Rb L'warden 160408 schadevordering voor beroepsfout advocaat verjaard; inroepen verjaring niet ism redelijkheid en billijkheid
3.11.  Achmea heeft het Waarborgfonds op 27 april 1999 gedagvaard voor de rechtbank Den Haag. Bij brief van 26 november 1999 heeft Achmea mr [X] als volgt bericht:
  'Ofschoon wij nog steeds (met u) hopen dat de rechter het verjaringsverweer van het Waarborgfonds Motorverkeer niet zal willen honoreren dienen wij er rekening mee te houden dat de rechter dat wel doet. (…) Het is dan ook slechts om te voorkomen dat wij gelegenertijd eveneens met een verjaringsverweer (door uw beroepsaansprakelijkheids-verzekeraar) zullen worden geconfronteerd dat wij ons genoodzaakt achten u formeel aansprakelijk te houden voor de consequentie voortvloeiend uw verzuim het Waarborgfonds Motorverkeer tijdig en op een juiste wijze in deze zaak te betrekken.'
3.12.  Bij vonnis van 19 juli 2000 heeft de rechtbank Den Haag geoordeeld dat de vordering van Achmea op het Waarborgfonds was verjaard.

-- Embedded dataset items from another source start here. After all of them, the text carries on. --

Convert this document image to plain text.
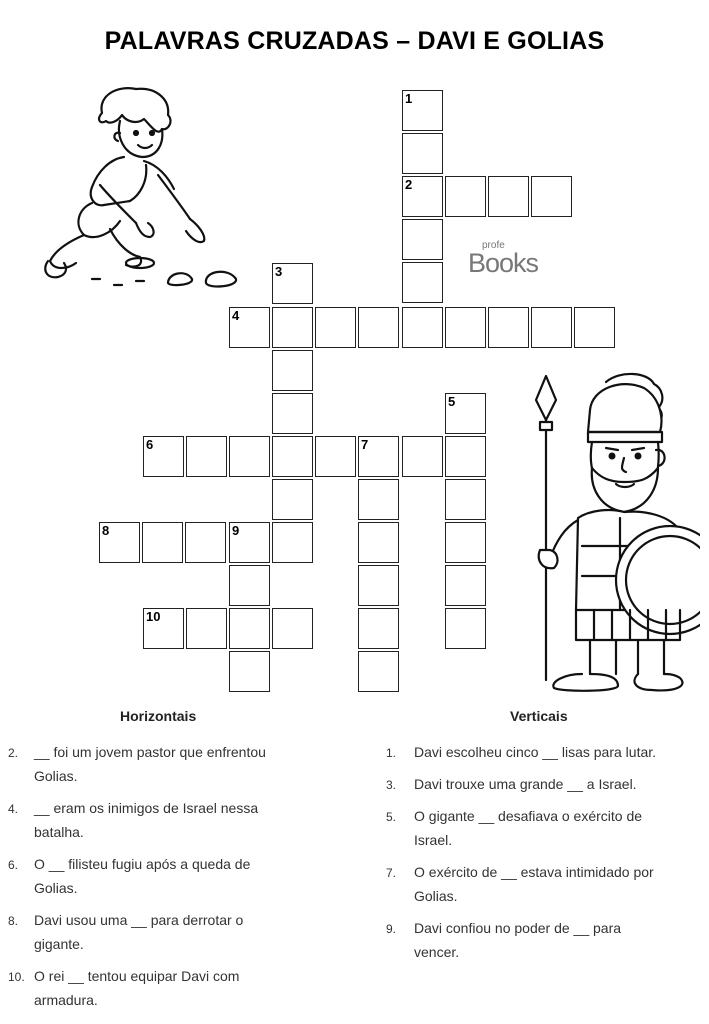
PALAVRAS CRUZADAS – DAVI E GOLIAS
profe
Books
1
2
3
4
5
6	7
8	9
10
Horizontais	Verticais
2. __ foi um jovem pastor que enfrentou
Golias.
4. __ eram os inimigos de Israel nessa
batalha.
6. O __ filisteu fugiu após a queda de
Golias.
8. Davi usou uma __ para derrotar o
gigante.
10. O rei __ tentou equipar Davi com
armadura.
1. Davi escolheu cinco __ lisas para lutar.
3. Davi trouxe uma grande __ a Israel.
5. O gigante __ desafiava o exército de
Israel.
7. O exército de __ estava intimidado por
Golias.
9. Davi confiou no poder de __ para
vencer.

Vervolgens is in overleg tussen de beroepsaansprakelijkheidsverzekeraar, mr. [X] en Achmea besloten dat de hoger beroeps procedure jegens het Waarborgfonds niet door mr. [X] zou worden behandeld. In deze procedure heeft het gerechtshof Den Haag bij arrest van 27 september 2005 eveneens geoordeeld dat de vordering van Achmea op het Waarborgfonds was verjaard, en het vonnis van de rechtbank bekrachtigd. Op 4 juni 2007 heeft Achmea mr. [X] in de onderhavige procedure gedagvaard. (...)

5.1.  Het primaire verweer van mr. [X] is dat de vordering van Achmea verjaard is. Achmea heeft namelijk verzuimd om haar rechtsvordering jegens hem in te stellen binnen een termijn van 5 jaar nadat zij bekend was met de schade en de daarvoor aansprakelijke persoon. Ingevolge de brief van mr. [X] aan Achmea van 25 maart 1992, waarbij de brief van het Waarborgfonds van 11 maart 1992 dat er sprake was van verjaring is doorgestuurd, was Achmea toen al op de hoogte van de mogelijke verjaring van haar vordering. Bovendien heeft mr. [X] op 10 april 1992 de brief van het Waarborgfonds van 8 april 1992 -waarin het beroep op verjaring werd gehandhaafd- aan Achmea doorgestuurd. Achmea was dan ook op of omstreeks 26 maart 1992 al bekend met de mogelijke verjaring en de beroepsfout van mr. [X]. Derhalve is toen de verjaringstermijn van 5 jaar aangevangen. Niet vereist is dat Achmea ook bekend diende te zijn met de juridische beoordeling van de feiten en omstandigheden die betrekking hebben op de schade en de daarvoor aansprakelijke persoon. Van Achmea als professionele organisatie mag ook verwacht worden dat zij juridische consequenties kan verbinden aan feitelijke gegevens.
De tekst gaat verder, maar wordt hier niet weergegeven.